Je vous l’affirme, nous travaillerons à la reconduction de l’octroi de mer : c’est le choix le plus sûr.

Aurons-nous le temps d’élaborer un dispositif efficace, rassurant les collectivités ? L’exercice ressemble un peu à la quadrature du cercle.

Premièrement, il convient de sauvegarder l’octroi de mer. C’est votre vœu.

Deuxièmement, il faut rendre ce prélèvement plus efficace, c'est-à-dire maintenir le produit fiscal en faveur des collectivités, tout en garantissant l’autonomie fiscale de ces dernières : il n’est pas logique que les élus reçoivent des dotations. C’est aux préfets que l’on demande de répartir des enveloppes, non aux élus ! §Précisément parce que ces derniers sont désignés par le peuple, s’ils sont efficaces, ils sont réélus. S’ils fixent des impôts à des taux confiscatoires, ils en assument la responsabilité, et ils sont sanctionnés par le suffrage ! En tout état de cause, il convient de préserver cette autonomie.

Troisièmement, et enfin, il est non moins indispensable de préserver la compétitivité des entreprises. C’est d’ailleurs l’une des exigences de l’Europe, en termes d’emplois et de rentabilité.

Comment atteindre ces trois objectifs ? Je le répète, c’est un peu la quadrature du cercle. Néanmoins, plusieurs pistes existent, et je souhaite qu’elles soient explorées de manière plus approfondie.

Tout d’abord, peut-être faut-il élargir l’assiette fiscale de l’octroi de mer. Aujourd’hui, celle-ci se limite de jure à la production, qu’elle soit importée ou locale. Néanmoins, en vertu d’une dérogation accordée pour dix ans, la production locale est exonérée de ce prélèvement. Mais est-il envisageable d’élargir l’assiette, de la production aux services ? Est-ce faisable ? C’est à voir. Il faut lancer des simulations.

Ensuite, peut-être faut-il revoir les conditions d’éligibilité. Pour l’heure, seules sont assujetties à l’octroi de mer les entreprises dont le chiffre d’affaires est supérieur à 550 000 euros. Est-il possible d’abaisser ce seuil et donc de demander quelques efforts aux entreprises qui enregistrent un chiffre d’affaires inférieur ? En Guadeloupe – un semblable constat pourrait être dressé en Martinique – sur les 38 000 ou 40 000 entreprises et établissements dénombrés, seules 496 entités sont assujetties, dont 175 seulement acquittent ce prélèvement ! C’est un peu curieux…
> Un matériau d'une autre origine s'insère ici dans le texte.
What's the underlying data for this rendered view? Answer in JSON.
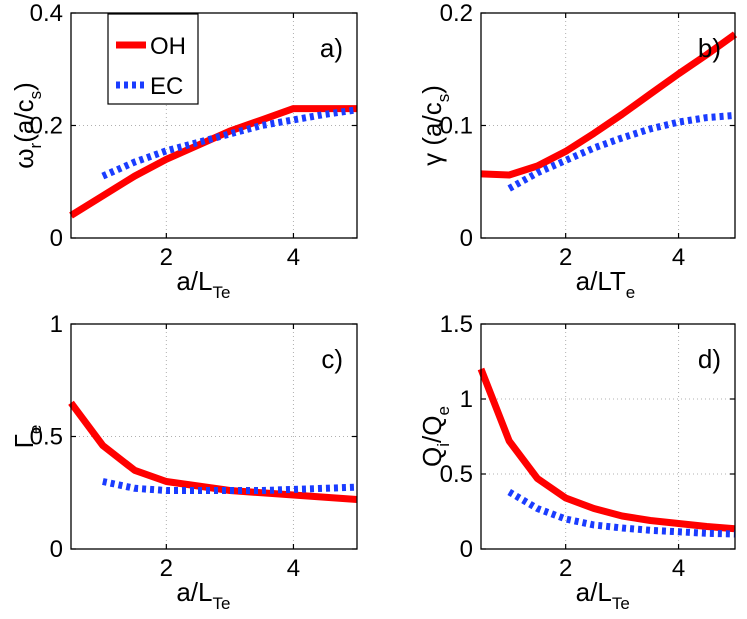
{
  "colors": {
    "OH": "#ff0000",
    "EC": "#1a3cff",
    "grid": "#b0b0b0"
  },
  "legend": {
    "entries": [
      "OH",
      "EC"
    ]
  },
  "chart_data": [
    {
      "type": "line",
      "panel": "a)",
      "xlabel": {
        "main": "a/L",
        "sub": "Te"
      },
      "ylabel": {
        "main": "ω",
        "sub": "r",
        "rest": "(a/c",
        "sub2": "s",
        "end": ")"
      },
      "xlim": [
        0.5,
        5
      ],
      "ylim": [
        0,
        0.4
      ],
      "xticks": [
        2,
        4
      ],
      "yticks": [
        0,
        0.2,
        0.4
      ],
      "xtick_labels": [
        "2",
        "4"
      ],
      "ytick_labels": [
        "0",
        "0.2",
        "0.4"
      ],
      "series": [
        {
          "name": "OH",
          "x": [
            0.5,
            1,
            1.5,
            2,
            2.5,
            3,
            3.5,
            4,
            4.5,
            5
          ],
          "y": [
            0.04,
            0.075,
            0.11,
            0.14,
            0.165,
            0.19,
            0.21,
            0.23,
            0.23,
            0.23
          ]
        },
        {
          "name": "EC",
          "x": [
            1,
            1.5,
            2,
            2.5,
            3,
            3.5,
            4,
            4.5,
            5
          ],
          "y": [
            0.11,
            0.135,
            0.155,
            0.17,
            0.185,
            0.2,
            0.21,
            0.22,
            0.228
          ]
        }
      ]
    },
    {
      "type": "line",
      "panel": "b)",
      "xlabel": {
        "main": "a/LT",
        "sub": "e"
      },
      "ylabel": {
        "main": "γ",
        "sub": "",
        "rest": " (a/c",
        "sub2": "s",
        "end": ")"
      },
      "xlim": [
        0.5,
        5
      ],
      "ylim": [
        0,
        0.2
      ],
      "xticks": [
        2,
        4
      ],
      "yticks": [
        0,
        0.1,
        0.2
      ],
      "xtick_labels": [
        "2",
        "4"
      ],
      "ytick_labels": [
        "0",
        "0.1",
        "0.2"
      ],
      "series": [
        {
          "name": "OH",
          "x": [
            0.5,
            1,
            1.5,
            2,
            2.5,
            3,
            3.5,
            4,
            4.5,
            5
          ],
          "y": [
            0.057,
            0.056,
            0.064,
            0.077,
            0.093,
            0.11,
            0.128,
            0.146,
            0.163,
            0.181
          ]
        },
        {
          "name": "EC",
          "x": [
            1,
            1.5,
            2,
            2.5,
            3,
            3.5,
            4,
            4.5,
            5
          ],
          "y": [
            0.044,
            0.058,
            0.069,
            0.08,
            0.089,
            0.097,
            0.103,
            0.107,
            0.109
          ]
        }
      ]
    },
    {
      "type": "line",
      "panel": "c)",
      "xlabel": {
        "main": "a/L",
        "sub": "Te"
      },
      "ylabel": {
        "main": "Γ",
        "sub": "e",
        "rest": "",
        "sub2": "",
        "end": ""
      },
      "xlim": [
        0.5,
        5
      ],
      "ylim": [
        0,
        1
      ],
      "xticks": [
        2,
        4
      ],
      "yticks": [
        0,
        0.5,
        1
      ],
      "xtick_labels": [
        "2",
        "4"
      ],
      "ytick_labels": [
        "0",
        "0.5",
        "1"
      ],
      "series": [
        {
          "name": "OH",
          "x": [
            0.5,
            1,
            1.5,
            2,
            2.5,
            3,
            3.5,
            4,
            4.5,
            5
          ],
          "y": [
            0.65,
            0.46,
            0.35,
            0.3,
            0.28,
            0.26,
            0.25,
            0.24,
            0.23,
            0.22
          ]
        },
        {
          "name": "EC",
          "x": [
            1,
            1.5,
            2,
            2.5,
            3,
            3.5,
            4,
            4.5,
            5
          ],
          "y": [
            0.3,
            0.27,
            0.26,
            0.26,
            0.26,
            0.26,
            0.265,
            0.27,
            0.275
          ]
        }
      ]
    },
    {
      "type": "line",
      "panel": "d)",
      "xlabel": {
        "main": "a/L",
        "sub": "Te"
      },
      "ylabel": {
        "main": "Q",
        "sub": "i",
        "rest": "/Q",
        "sub2": "e",
        "end": ""
      },
      "xlim": [
        0.5,
        5
      ],
      "ylim": [
        0,
        1.5
      ],
      "xticks": [
        2,
        4
      ],
      "yticks": [
        0,
        0.5,
        1,
        1.5
      ],
      "xtick_labels": [
        "2",
        "4"
      ],
      "ytick_labels": [
        "0",
        "0.5",
        "1",
        "1.5"
      ],
      "series": [
        {
          "name": "OH",
          "x": [
            0.5,
            1,
            1.5,
            2,
            2.5,
            3,
            3.5,
            4,
            4.5,
            5
          ],
          "y": [
            1.2,
            0.72,
            0.47,
            0.34,
            0.27,
            0.22,
            0.19,
            0.17,
            0.15,
            0.135
          ]
        },
        {
          "name": "EC",
          "x": [
            1,
            1.5,
            2,
            2.5,
            3,
            3.5,
            4,
            4.5,
            5
          ],
          "y": [
            0.38,
            0.27,
            0.2,
            0.16,
            0.14,
            0.125,
            0.115,
            0.105,
            0.1
          ]
        }
      ]
    }
  ]
}
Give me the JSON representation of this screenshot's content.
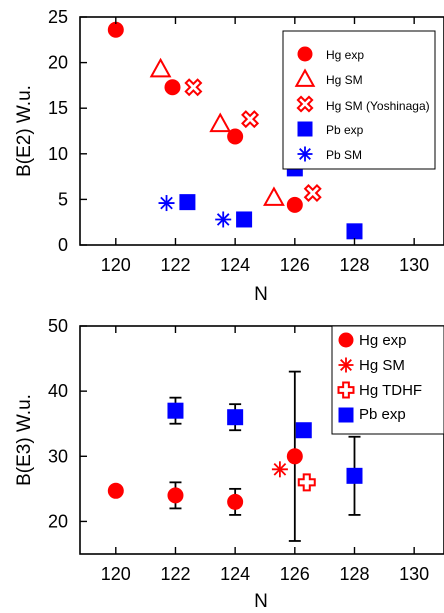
{
  "colors": {
    "hg": "#ff0000",
    "pb": "#0000ff",
    "axis": "#000000"
  },
  "chart_data": [
    {
      "type": "scatter",
      "xlabel": "N",
      "ylabel": "B(E2) W.u.",
      "xlim": [
        118.8,
        131
      ],
      "ylim": [
        0,
        25
      ],
      "xticks": [
        120,
        122,
        124,
        126,
        128,
        130
      ],
      "yticks": [
        0,
        5,
        10,
        15,
        20,
        25
      ],
      "legend_position": "top-right",
      "series": [
        {
          "name": "Hg exp",
          "marker": "circle",
          "color": "#ff0000",
          "points": [
            {
              "x": 120,
              "y": 23.6
            },
            {
              "x": 121.9,
              "y": 17.3
            },
            {
              "x": 124,
              "y": 11.9
            },
            {
              "x": 126,
              "y": 4.4
            }
          ]
        },
        {
          "name": "Hg SM",
          "marker": "triangle",
          "color": "#ff0000",
          "points": [
            {
              "x": 121.5,
              "y": 19.3
            },
            {
              "x": 123.5,
              "y": 13.3
            },
            {
              "x": 125.3,
              "y": 5.2
            }
          ]
        },
        {
          "name": "Hg SM (Yoshinaga)",
          "marker": "x-cross",
          "color": "#ff0000",
          "points": [
            {
              "x": 122.6,
              "y": 17.3
            },
            {
              "x": 124.5,
              "y": 13.8
            },
            {
              "x": 126.6,
              "y": 5.7
            }
          ]
        },
        {
          "name": "Pb exp",
          "marker": "square",
          "color": "#0000ff",
          "points": [
            {
              "x": 122.4,
              "y": 4.7
            },
            {
              "x": 124.3,
              "y": 2.8
            },
            {
              "x": 126,
              "y": 8.4
            },
            {
              "x": 128,
              "y": 1.5
            }
          ]
        },
        {
          "name": "Pb SM",
          "marker": "asterisk",
          "color": "#0000ff",
          "points": [
            {
              "x": 121.7,
              "y": 4.6
            },
            {
              "x": 123.6,
              "y": 2.8
            }
          ]
        }
      ]
    },
    {
      "type": "scatter",
      "xlabel": "N",
      "ylabel": "B(E3) W.u.",
      "xlim": [
        118.8,
        131
      ],
      "ylim": [
        15,
        50
      ],
      "xticks": [
        120,
        122,
        124,
        126,
        128,
        130
      ],
      "yticks": [
        20,
        30,
        40,
        50
      ],
      "legend_position": "top-right",
      "series": [
        {
          "name": "Hg exp",
          "marker": "circle",
          "color": "#ff0000",
          "points": [
            {
              "x": 120,
              "y": 24.7
            },
            {
              "x": 122,
              "y": 24,
              "err": 2
            },
            {
              "x": 124,
              "y": 23,
              "err": 2
            },
            {
              "x": 126,
              "y": 30,
              "err": 13
            }
          ]
        },
        {
          "name": "Hg SM",
          "marker": "asterisk",
          "color": "#ff0000",
          "points": [
            {
              "x": 125.5,
              "y": 28
            }
          ]
        },
        {
          "name": "Hg TDHF",
          "marker": "plus-open",
          "color": "#ff0000",
          "points": [
            {
              "x": 126.4,
              "y": 26
            }
          ]
        },
        {
          "name": "Pb exp",
          "marker": "square",
          "color": "#0000ff",
          "points": [
            {
              "x": 122,
              "y": 37,
              "err": 2
            },
            {
              "x": 124,
              "y": 36,
              "err": 2
            },
            {
              "x": 126.3,
              "y": 34
            },
            {
              "x": 128,
              "y": 27,
              "err": 6
            }
          ]
        }
      ]
    }
  ]
}
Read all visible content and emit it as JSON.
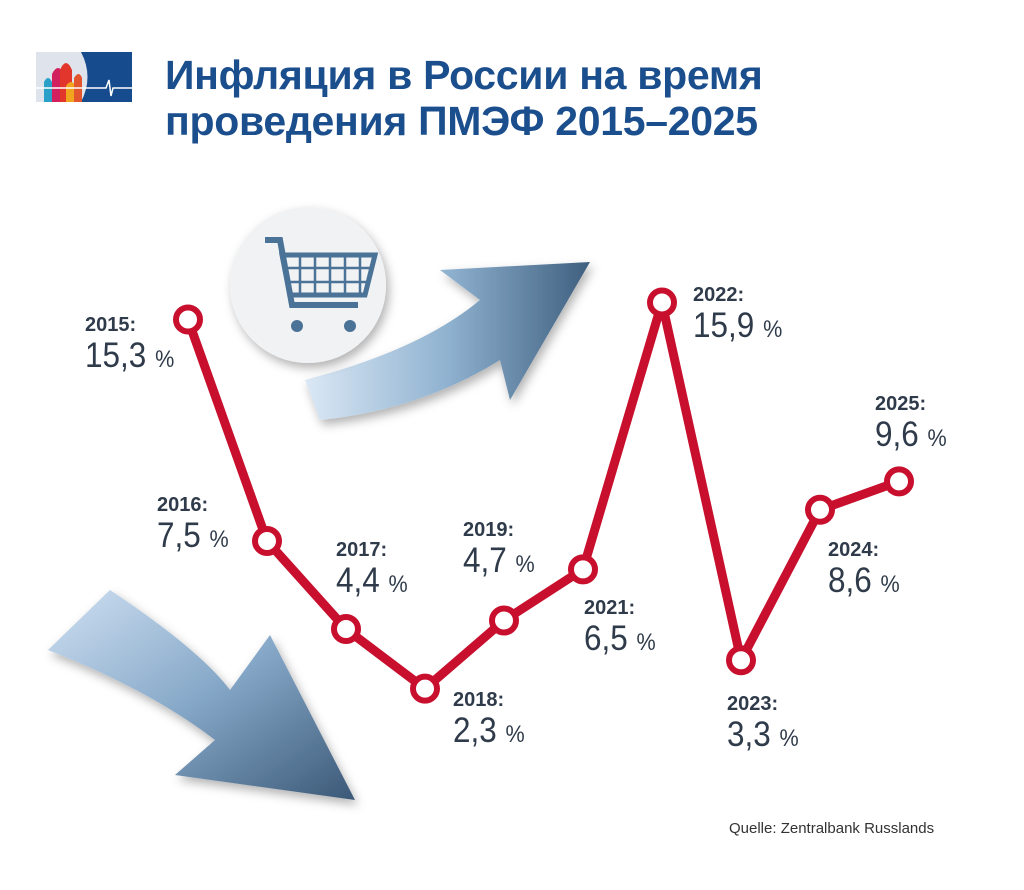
{
  "title_line1": "Инфляция в России на время",
  "title_line2": "проведения ПМЭФ 2015–2025",
  "source": "Quelle: Zentralbank Russlands",
  "icons": [
    "spief-logo",
    "shopping-cart-icon",
    "arrow-up-icon",
    "arrow-down-icon"
  ],
  "colors": {
    "title": "#1b4e8c",
    "line": "#c8102e",
    "label": "#2f3b4a"
  },
  "chart_data": {
    "type": "line",
    "categories": [
      "2015",
      "2016",
      "2017",
      "2018",
      "2019",
      "2021",
      "2022",
      "2023",
      "2024",
      "2025"
    ],
    "values": [
      15.3,
      7.5,
      4.4,
      2.3,
      4.7,
      6.5,
      15.9,
      3.3,
      8.6,
      9.6
    ],
    "year_labels": [
      "2015:",
      "2016:",
      "2017:",
      "2018:",
      "2019:",
      "2021:",
      "2022:",
      "2023:",
      "2024:",
      "2025:"
    ],
    "value_labels": [
      "15,3",
      "7,5",
      "4,4",
      "2,3",
      "4,7",
      "6,5",
      "15,9",
      "3,3",
      "8,6",
      "9,6"
    ],
    "unit": "%",
    "grid": false,
    "legend": "none"
  }
}
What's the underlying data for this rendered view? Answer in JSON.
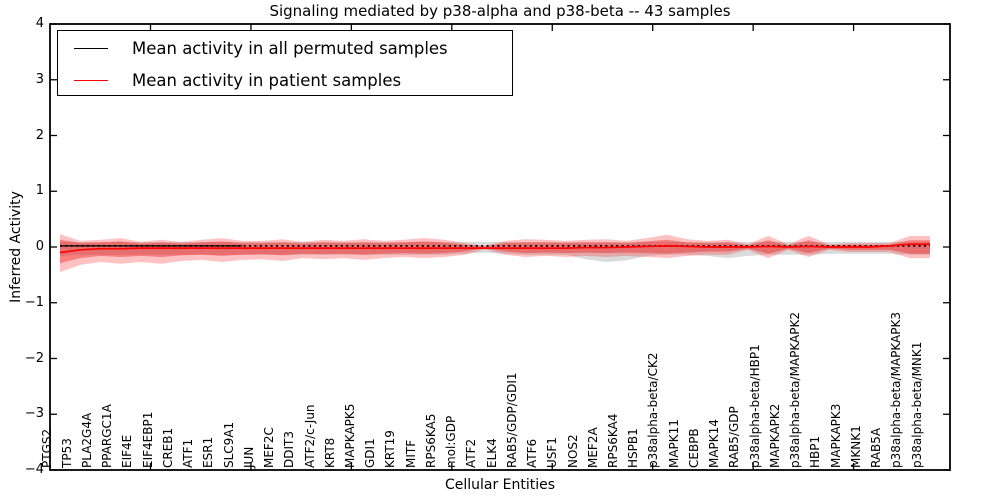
{
  "title": "Signaling mediated by p38-alpha and p38-beta -- 43 samples",
  "xlabel": "Cellular Entities",
  "ylabel": "Inferred Activity",
  "legend": {
    "items": [
      {
        "label": "Mean activity in all permuted samples",
        "color": "#000000"
      },
      {
        "label": "Mean activity in patient samples",
        "color": "#ff0000"
      }
    ]
  },
  "axes": {
    "y_tick_labels": [
      "4",
      "3",
      "2",
      "1",
      "0",
      "−1",
      "−2",
      "−3",
      "−4"
    ],
    "y_tick_values": [
      4,
      3,
      2,
      1,
      0,
      -1,
      -2,
      -3,
      -4
    ]
  },
  "chart_data": {
    "type": "line",
    "title": "Signaling mediated by p38-alpha and p38-beta -- 43 samples",
    "xlabel": "Cellular Entities",
    "ylabel": "Inferred Activity",
    "ylim": [
      -4,
      4
    ],
    "grid": false,
    "legend_position": "upper left",
    "categories": [
      "PTGS2",
      "TP53",
      "PLA2G4A",
      "PPARGC1A",
      "EIF4E",
      "EIF4EBP1",
      "CREB1",
      "ATF1",
      "ESR1",
      "SLC9A1",
      "JUN",
      "MEF2C",
      "DDIT3",
      "ATF2/c-Jun",
      "KRT8",
      "MAPKAPK5",
      "GDI1",
      "KRT19",
      "MITF",
      "RPS6KA5",
      "mol:GDP",
      "ATF2",
      "ELK4",
      "RAB5/GDP/GDI1",
      "ATF6",
      "USF1",
      "NOS2",
      "MEF2A",
      "RPS6KA4",
      "HSPB1",
      "p38alpha-beta/CK2",
      "MAPK11",
      "CEBPB",
      "MAPK14",
      "RAB5/GDP",
      "p38alpha-beta/HBP1",
      "MAPKAPK2",
      "p38alpha-beta/MAPKAPK2",
      "HBP1",
      "MAPKAPK3",
      "MKNK1",
      "RAB5A",
      "p38alpha-beta/MAPKAPK3",
      "p38alpha-beta/MNK1"
    ],
    "series": [
      {
        "name": "Mean activity in all permuted samples",
        "color": "#000000",
        "style": "dotted",
        "values": [
          0.02,
          0.02,
          0.02,
          0.02,
          0.02,
          0.02,
          0.02,
          0.02,
          0.02,
          0.02,
          0.02,
          0.02,
          0.02,
          0.02,
          0.02,
          0.02,
          0.02,
          0.02,
          0.02,
          0.02,
          0.02,
          0.02,
          0.02,
          0.02,
          0.02,
          0.02,
          0.02,
          0.02,
          0.02,
          0.02,
          0.02,
          0.02,
          0.02,
          0.02,
          0.02,
          0.02,
          0.02,
          0.02,
          0.02,
          0.02,
          0.02,
          0.02,
          0.02,
          0.02
        ]
      },
      {
        "name": "Mean activity in patient samples",
        "color": "#ff0000",
        "style": "solid",
        "values": [
          -0.1,
          -0.05,
          -0.03,
          -0.03,
          -0.02,
          -0.02,
          -0.02,
          -0.02,
          -0.02,
          -0.02,
          -0.02,
          -0.02,
          -0.02,
          -0.02,
          -0.02,
          -0.02,
          -0.02,
          -0.02,
          -0.02,
          -0.02,
          -0.02,
          -0.02,
          -0.02,
          -0.02,
          -0.02,
          -0.02,
          -0.01,
          -0.01,
          0.0,
          0.01,
          0.02,
          0.01,
          0.0,
          0.0,
          0.0,
          0.01,
          0.0,
          0.01,
          0.0,
          0.0,
          0.0,
          0.02,
          0.05,
          0.05
        ]
      }
    ],
    "bands": [
      {
        "name": "permuted-sample-range",
        "color": "rgba(150,150,150,0.35)",
        "upper": [
          0.09,
          0.09,
          0.09,
          0.09,
          0.09,
          0.09,
          0.09,
          0.09,
          0.09,
          0.09,
          0.09,
          0.09,
          0.09,
          0.09,
          0.09,
          0.09,
          0.09,
          0.09,
          0.09,
          0.09,
          0.09,
          0.09,
          0.09,
          0.09,
          0.09,
          0.09,
          0.09,
          0.09,
          0.09,
          0.09,
          0.09,
          0.09,
          0.09,
          0.09,
          0.09,
          0.09,
          0.09,
          0.09,
          0.09,
          0.09,
          0.09,
          0.09,
          0.09,
          0.09
        ],
        "lower": [
          -0.16,
          -0.14,
          -0.14,
          -0.14,
          -0.14,
          -0.14,
          -0.14,
          -0.14,
          -0.14,
          -0.14,
          -0.14,
          -0.14,
          -0.14,
          -0.14,
          -0.14,
          -0.14,
          -0.14,
          -0.14,
          -0.14,
          -0.14,
          -0.12,
          -0.1,
          -0.12,
          -0.14,
          -0.14,
          -0.14,
          -0.22,
          -0.27,
          -0.24,
          -0.16,
          -0.14,
          -0.14,
          -0.16,
          -0.2,
          -0.16,
          -0.14,
          -0.14,
          -0.14,
          -0.12,
          -0.12,
          -0.12,
          -0.12,
          -0.14,
          -0.14
        ]
      },
      {
        "name": "patient-outer-band",
        "color": "rgba(255,30,30,0.27)",
        "upper": [
          0.23,
          0.11,
          0.13,
          0.16,
          0.09,
          0.13,
          0.09,
          0.13,
          0.16,
          0.11,
          0.11,
          0.14,
          0.09,
          0.13,
          0.11,
          0.14,
          0.11,
          0.13,
          0.16,
          0.13,
          0.07,
          0.02,
          0.11,
          0.14,
          0.13,
          0.11,
          0.13,
          0.14,
          0.11,
          0.16,
          0.22,
          0.14,
          0.11,
          0.13,
          0.05,
          0.2,
          0.05,
          0.2,
          0.05,
          0.07,
          0.07,
          0.07,
          0.2,
          0.2
        ],
        "lower": [
          -0.45,
          -0.32,
          -0.27,
          -0.3,
          -0.27,
          -0.3,
          -0.25,
          -0.23,
          -0.27,
          -0.23,
          -0.22,
          -0.25,
          -0.2,
          -0.22,
          -0.2,
          -0.23,
          -0.2,
          -0.18,
          -0.2,
          -0.18,
          -0.14,
          -0.04,
          -0.14,
          -0.18,
          -0.16,
          -0.18,
          -0.16,
          -0.18,
          -0.16,
          -0.18,
          -0.2,
          -0.16,
          -0.14,
          -0.14,
          -0.05,
          -0.2,
          -0.05,
          -0.18,
          -0.05,
          -0.09,
          -0.09,
          -0.09,
          -0.2,
          -0.2
        ]
      },
      {
        "name": "patient-inner-band",
        "color": "rgba(235,25,25,0.40)",
        "upper": [
          0.13,
          0.07,
          0.08,
          0.1,
          0.06,
          0.08,
          0.06,
          0.08,
          0.1,
          0.07,
          0.07,
          0.08,
          0.06,
          0.08,
          0.07,
          0.08,
          0.07,
          0.08,
          0.1,
          0.08,
          0.04,
          0.01,
          0.07,
          0.08,
          0.08,
          0.07,
          0.08,
          0.08,
          0.07,
          0.1,
          0.13,
          0.08,
          0.07,
          0.08,
          0.03,
          0.12,
          0.03,
          0.12,
          0.03,
          0.04,
          0.04,
          0.04,
          0.12,
          0.12
        ],
        "lower": [
          -0.29,
          -0.2,
          -0.16,
          -0.18,
          -0.16,
          -0.18,
          -0.15,
          -0.14,
          -0.16,
          -0.14,
          -0.13,
          -0.15,
          -0.12,
          -0.13,
          -0.12,
          -0.14,
          -0.12,
          -0.11,
          -0.12,
          -0.11,
          -0.08,
          -0.02,
          -0.08,
          -0.11,
          -0.1,
          -0.11,
          -0.1,
          -0.11,
          -0.1,
          -0.11,
          -0.12,
          -0.1,
          -0.08,
          -0.08,
          -0.03,
          -0.12,
          -0.03,
          -0.11,
          -0.03,
          -0.05,
          -0.05,
          -0.05,
          -0.12,
          -0.12
        ]
      }
    ]
  }
}
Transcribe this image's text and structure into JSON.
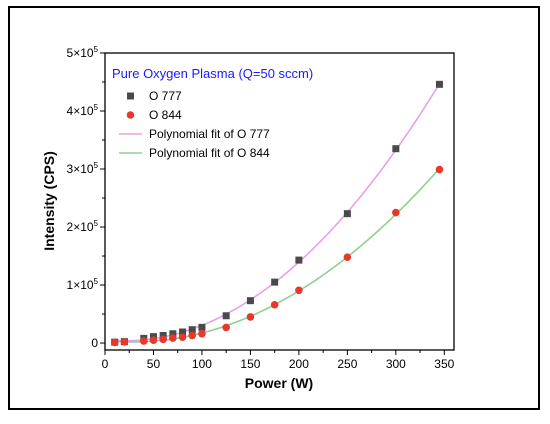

Enfin, pour préserver la compétitivité des entreprises, il sera probablement nécessaire de repenser les conditions de déduction. Peut-on s’inspirer du mécanisme existant pour la TVA, sans pour autant faire de l’octroi de mer une TVA locale ou régionale ? Les élus ne veulent pas entendre parler de cette possibilité, et leur position est tout à fait légitime.

Bref, comment faire ? De telles mesures peuvent-elles être appliquées aux petites entreprises comme au secteur des services ? Est-ce possible ? Je le répète, pour répondre à ces questions, des simulations sont en cours, et je ne manquerai pas de vous en soumettre les résultats. De fait, mesdames, messieurs les sénateurs, vous serez très largement associés à ces débats, en amont : nombreux sont ceux qui, parmi vous, exercent les fonctions de maire ou de conseiller régional. Nous sommes extrêmement soucieux d’organiser cette concertation.

Monsieur Serge Larcher, voilà déjà bien longtemps que nous partageons la même analyse au sujet des RUP. J’en conviens, la communication de la Commission est insuffisante et ne prend pas assez en compte nos spécificités. Tous les orateurs qui se sont succédé l’ont souligné.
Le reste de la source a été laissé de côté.